Covid Shots Slow in Some States, Opening Way for Policy Shifts

The pace of Covid-19 vaccinations appears to be slowing in some corners of the U.S., possibly signaling that more states may follow Alaska in dramatically expanding access.

Alaska, an outperformer in the inoculation race, on Tuesday said it would become the first state to open up shots to everyone over age 16. It’s not the only jurisdiction that has seen the pace of shots administered sputter recently. Others include Arkansas, Tennessee and Mississippi, according to the Bloomberg Vaccine Tracker.

The dropoffs come amid record allocations to states, suggesting that the change is probably on the demand and distribution side, rather than supply-related.

Covid Shots Slow in Some States, Opening Way for Policy Shifts

In Florida and Texas, leaders have recently announced moves to expand eligibility by five years to 60-and-up, with Florida Governor Ron DeSantis citing softening demand.

At least 56% of Americans 65 and older have gotten at least one dose of a Covid-19 vaccine, according to U.S. Centers for Disease Control and Prevention data. The numbers are probably even higher, since age was unavailable for 8% of people.
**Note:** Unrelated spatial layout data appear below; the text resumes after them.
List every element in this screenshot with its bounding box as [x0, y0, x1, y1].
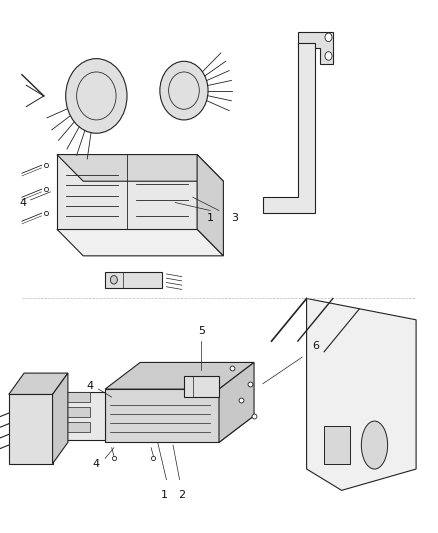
Polygon shape	[57, 229, 223, 256]
Polygon shape	[197, 155, 223, 256]
Polygon shape	[9, 394, 53, 464]
Bar	[55, 407, 90, 417]
Text: 2: 2	[178, 490, 185, 500]
Text: 4: 4	[19, 198, 26, 207]
Circle shape	[110, 276, 117, 284]
Text: 3: 3	[231, 213, 238, 223]
Polygon shape	[105, 272, 162, 288]
Bar	[55, 422, 90, 432]
Text: 4: 4	[86, 382, 93, 391]
Ellipse shape	[361, 421, 388, 469]
Polygon shape	[57, 155, 197, 229]
Polygon shape	[263, 43, 315, 213]
Circle shape	[325, 52, 332, 60]
Bar	[55, 392, 90, 402]
Polygon shape	[184, 376, 219, 397]
Bar	[324, 426, 350, 464]
Polygon shape	[298, 32, 333, 64]
Text: 1: 1	[207, 213, 214, 223]
Text: 4: 4	[93, 459, 100, 469]
Circle shape	[160, 61, 208, 120]
Polygon shape	[57, 155, 223, 181]
Circle shape	[325, 33, 332, 42]
Polygon shape	[105, 416, 254, 442]
Polygon shape	[9, 373, 68, 394]
Polygon shape	[53, 392, 105, 440]
Text: 5: 5	[198, 326, 205, 336]
Polygon shape	[105, 389, 219, 442]
Text: 6: 6	[312, 342, 319, 351]
Polygon shape	[53, 373, 68, 464]
Polygon shape	[105, 362, 254, 389]
Circle shape	[66, 59, 127, 133]
Text: 1: 1	[161, 490, 168, 500]
Polygon shape	[219, 362, 254, 442]
Polygon shape	[307, 298, 416, 490]
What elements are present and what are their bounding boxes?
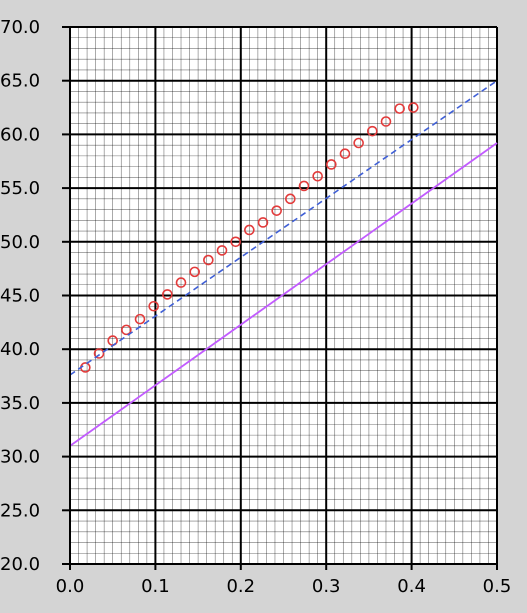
data-point <box>271 205 282 216</box>
data-point <box>353 137 364 149</box>
y-tick-label: 40.0 <box>0 339 40 360</box>
x-tick-label: 0.0 <box>56 576 85 597</box>
data-point <box>121 324 132 336</box>
data-point <box>257 217 269 228</box>
x-tick-label: 0.1 <box>141 576 170 597</box>
x-tick-label: 0.2 <box>226 576 255 597</box>
y-tick-label: 25.0 <box>0 500 40 521</box>
data-point <box>230 236 241 248</box>
x-tick-label: 0.4 <box>397 576 426 597</box>
data-point <box>244 224 255 236</box>
y-tick-label: 55.0 <box>0 178 40 199</box>
data-point <box>312 170 323 182</box>
data-point <box>339 148 351 160</box>
y-tick-label: 50.0 <box>0 232 40 253</box>
data-point <box>380 116 392 127</box>
data-point <box>189 266 200 278</box>
y-tick-label: 70.0 <box>0 17 40 38</box>
data-point <box>394 103 405 114</box>
data-point <box>408 102 419 113</box>
data-point <box>93 348 105 359</box>
y-tick-label: 30.0 <box>0 447 40 468</box>
y-tick-label: 65.0 <box>0 71 40 92</box>
y-tick-label: 20.0 <box>0 554 40 575</box>
data-point <box>285 193 296 205</box>
series-line-1 <box>69 80 498 376</box>
data-point <box>148 300 159 312</box>
data-point <box>203 254 214 266</box>
data-point <box>162 289 173 300</box>
y-tick-label: 60.0 <box>0 124 40 145</box>
x-tick-label: 0.5 <box>483 576 512 597</box>
data-point <box>175 277 187 288</box>
data-point <box>216 245 228 256</box>
data-point <box>298 180 310 192</box>
series-line-2 <box>69 142 498 447</box>
y-tick-label: 45.0 <box>0 286 40 307</box>
data-point <box>326 159 337 170</box>
data-point <box>134 313 146 325</box>
y-tick-label: 35.0 <box>0 393 40 414</box>
data-point <box>367 125 378 137</box>
x-tick-label: 0.3 <box>312 576 341 597</box>
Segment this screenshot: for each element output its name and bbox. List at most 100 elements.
Demand is generally less among younger groups, and varies widely by geography. In New Jersey, for instance, some 85% of people want a shot or already had one, compared with about 57% in Tennessee, according to a Massachusetts Institute of Technology Covid-19 survey last month.

Authorities are eager to promote inoculations to prevent faster-spreading variants from creating another surge of cases. The key to limiting death and severe illness will be in continuing to vaccinate seniors, who account for about 4 in 5 Covid-19 fatalities overall.

  • The U.S. has given at least one dose of a vaccine to 18.4% of its population, according to the Bloomberg Vaccine Tracker.
  • The U.S. posted 50,184 Covid-19 cases on Tuesday, bringing the seven-day average down to 57,125, the lowest since Oct. 18, according to Johns Hopkins University data.
  • There have been nearly 528,000 deaths.